To determine the relationship between PCSK9 and septic endothelial dysfunction in vivo, CLP was performed on mice to induce sepsis and PCSK9 inhibitor Pep 2-8 were used. The results showed that CLP decreased the expression of eNOS and VE-Cadherin and increased the expression of TLR4 (Fig. 4A and E), MyD88 (Fig. 4A and F), p-p65 (Fig. 4A and G), NLRP3 (Fig. 4A and H), ASC (Fig. 4A and I) and Caspase1 p20 (Fig. 4A and J) and the mRNA expression of TNF-α (Fig. 3H), IL-1(Fig. 3I) and IL-18(Fig. 3J) in aortas of mice (P<0.05, n=4). However, these effects could be reversed by Pep 2-8 treatment (P<0.05, n=4). The KLA treatment could abolish the effects of Pep 2-8 (P<0.05, n=4). Pep 2-8 could reversed the increased PCSK9 expression in CLP group(P<0.05, n=4) and KLA treatment have little effects on PCSK9 expression compared with the CLP + Pep 2-8 group(P>0.05, n=4).
PCSK9 impaired endothelium-dependent vasodilation function and induced death in septic mice.

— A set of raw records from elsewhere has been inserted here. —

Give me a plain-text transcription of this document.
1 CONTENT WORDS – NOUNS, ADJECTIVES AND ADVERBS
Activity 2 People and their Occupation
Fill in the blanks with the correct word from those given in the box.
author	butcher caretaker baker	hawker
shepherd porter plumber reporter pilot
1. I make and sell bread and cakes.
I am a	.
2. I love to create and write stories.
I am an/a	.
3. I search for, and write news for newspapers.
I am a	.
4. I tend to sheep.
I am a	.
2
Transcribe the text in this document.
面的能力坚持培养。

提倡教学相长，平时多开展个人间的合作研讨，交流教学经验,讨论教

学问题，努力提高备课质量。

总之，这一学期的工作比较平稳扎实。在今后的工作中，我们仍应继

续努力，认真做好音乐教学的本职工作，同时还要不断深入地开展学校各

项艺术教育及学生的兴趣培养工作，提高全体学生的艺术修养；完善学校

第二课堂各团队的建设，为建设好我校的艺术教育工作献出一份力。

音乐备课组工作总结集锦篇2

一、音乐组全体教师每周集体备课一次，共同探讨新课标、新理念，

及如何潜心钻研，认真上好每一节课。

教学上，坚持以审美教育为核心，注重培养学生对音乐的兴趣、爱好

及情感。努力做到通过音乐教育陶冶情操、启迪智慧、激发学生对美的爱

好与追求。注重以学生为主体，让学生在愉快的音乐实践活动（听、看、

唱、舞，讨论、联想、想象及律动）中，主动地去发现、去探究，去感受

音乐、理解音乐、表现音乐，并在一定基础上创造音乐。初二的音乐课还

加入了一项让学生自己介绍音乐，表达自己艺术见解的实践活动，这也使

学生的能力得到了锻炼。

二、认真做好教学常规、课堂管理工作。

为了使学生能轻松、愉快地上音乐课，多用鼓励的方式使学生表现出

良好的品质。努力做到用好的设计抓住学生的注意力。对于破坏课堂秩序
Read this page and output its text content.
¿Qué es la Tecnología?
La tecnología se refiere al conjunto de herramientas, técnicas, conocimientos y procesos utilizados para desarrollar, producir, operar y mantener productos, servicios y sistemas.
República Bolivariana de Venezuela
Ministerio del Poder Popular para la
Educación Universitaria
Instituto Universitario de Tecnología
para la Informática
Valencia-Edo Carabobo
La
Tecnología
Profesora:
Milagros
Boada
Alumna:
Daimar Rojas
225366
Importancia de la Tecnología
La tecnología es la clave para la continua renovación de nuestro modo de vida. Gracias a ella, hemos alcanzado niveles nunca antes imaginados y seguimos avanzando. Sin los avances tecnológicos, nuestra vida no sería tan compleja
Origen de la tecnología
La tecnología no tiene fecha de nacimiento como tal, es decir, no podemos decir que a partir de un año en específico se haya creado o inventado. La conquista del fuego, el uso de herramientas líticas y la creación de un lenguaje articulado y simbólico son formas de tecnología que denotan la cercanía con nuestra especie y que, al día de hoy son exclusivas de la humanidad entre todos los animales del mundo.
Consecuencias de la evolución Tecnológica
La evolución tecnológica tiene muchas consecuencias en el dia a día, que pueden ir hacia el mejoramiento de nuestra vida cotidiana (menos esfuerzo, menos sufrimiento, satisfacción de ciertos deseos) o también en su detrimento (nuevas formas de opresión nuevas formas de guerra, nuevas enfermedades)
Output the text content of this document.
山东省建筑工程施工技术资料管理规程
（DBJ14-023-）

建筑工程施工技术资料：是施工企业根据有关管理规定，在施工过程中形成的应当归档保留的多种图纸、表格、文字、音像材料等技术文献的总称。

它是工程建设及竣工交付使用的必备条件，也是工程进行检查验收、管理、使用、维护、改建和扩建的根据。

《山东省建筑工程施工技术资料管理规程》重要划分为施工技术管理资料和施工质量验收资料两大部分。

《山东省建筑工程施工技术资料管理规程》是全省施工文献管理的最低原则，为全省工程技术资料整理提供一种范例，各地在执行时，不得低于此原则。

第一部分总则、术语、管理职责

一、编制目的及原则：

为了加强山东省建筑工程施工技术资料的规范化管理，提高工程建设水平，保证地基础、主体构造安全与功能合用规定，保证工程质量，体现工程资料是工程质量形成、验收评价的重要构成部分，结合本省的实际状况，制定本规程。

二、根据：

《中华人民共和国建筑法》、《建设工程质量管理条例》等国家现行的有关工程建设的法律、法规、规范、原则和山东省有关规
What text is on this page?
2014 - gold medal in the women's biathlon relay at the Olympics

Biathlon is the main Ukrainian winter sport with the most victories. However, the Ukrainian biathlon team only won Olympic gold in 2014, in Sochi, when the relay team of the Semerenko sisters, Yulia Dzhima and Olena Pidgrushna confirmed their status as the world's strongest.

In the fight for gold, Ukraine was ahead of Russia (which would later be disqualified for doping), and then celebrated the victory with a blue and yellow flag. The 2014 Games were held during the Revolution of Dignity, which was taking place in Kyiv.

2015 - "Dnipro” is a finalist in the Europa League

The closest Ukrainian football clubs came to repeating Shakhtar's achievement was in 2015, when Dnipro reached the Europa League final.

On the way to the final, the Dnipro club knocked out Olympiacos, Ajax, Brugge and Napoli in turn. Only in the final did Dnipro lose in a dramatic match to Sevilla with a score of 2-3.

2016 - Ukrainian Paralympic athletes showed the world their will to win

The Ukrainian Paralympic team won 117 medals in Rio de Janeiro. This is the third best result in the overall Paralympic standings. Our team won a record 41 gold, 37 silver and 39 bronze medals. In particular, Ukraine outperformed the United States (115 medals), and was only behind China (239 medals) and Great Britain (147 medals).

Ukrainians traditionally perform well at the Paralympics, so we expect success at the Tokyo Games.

Vascular endothelium-dependent vasodilation function and survival rate in sepsis mice were measured. As shown in Fig. 6A, inhibition of PCSK9 by Pep 2-8 significantly reversed CLP-induced vascular endothelium-dependent vasodilation dysfunction (pD2: Sham 7.307, CLP 6.525, CLP + Pep 2-8 7.157) (P<0.05, n=4). On the other hand, activating the TLR4 with KLA abolish the therapeutic effects of Pep 2-8 (pD2: CLP + Pep 2-8 7.157, CLP + Pep 2-8 + KLA 6.727) (P<0.05, n=4). The results of Survival Study displayed that the onset of death was 12 h after CLP, 60% of CLP mice died within 24 h, and the septic mice all died at 48 h after surgery. Inhibiting PCSK9 with Pep 2-8 could significant improve the survival rate of septic mice. However, the protective effects of Pep 2-8 can be abolished by the KLA (P<0.05, n=4).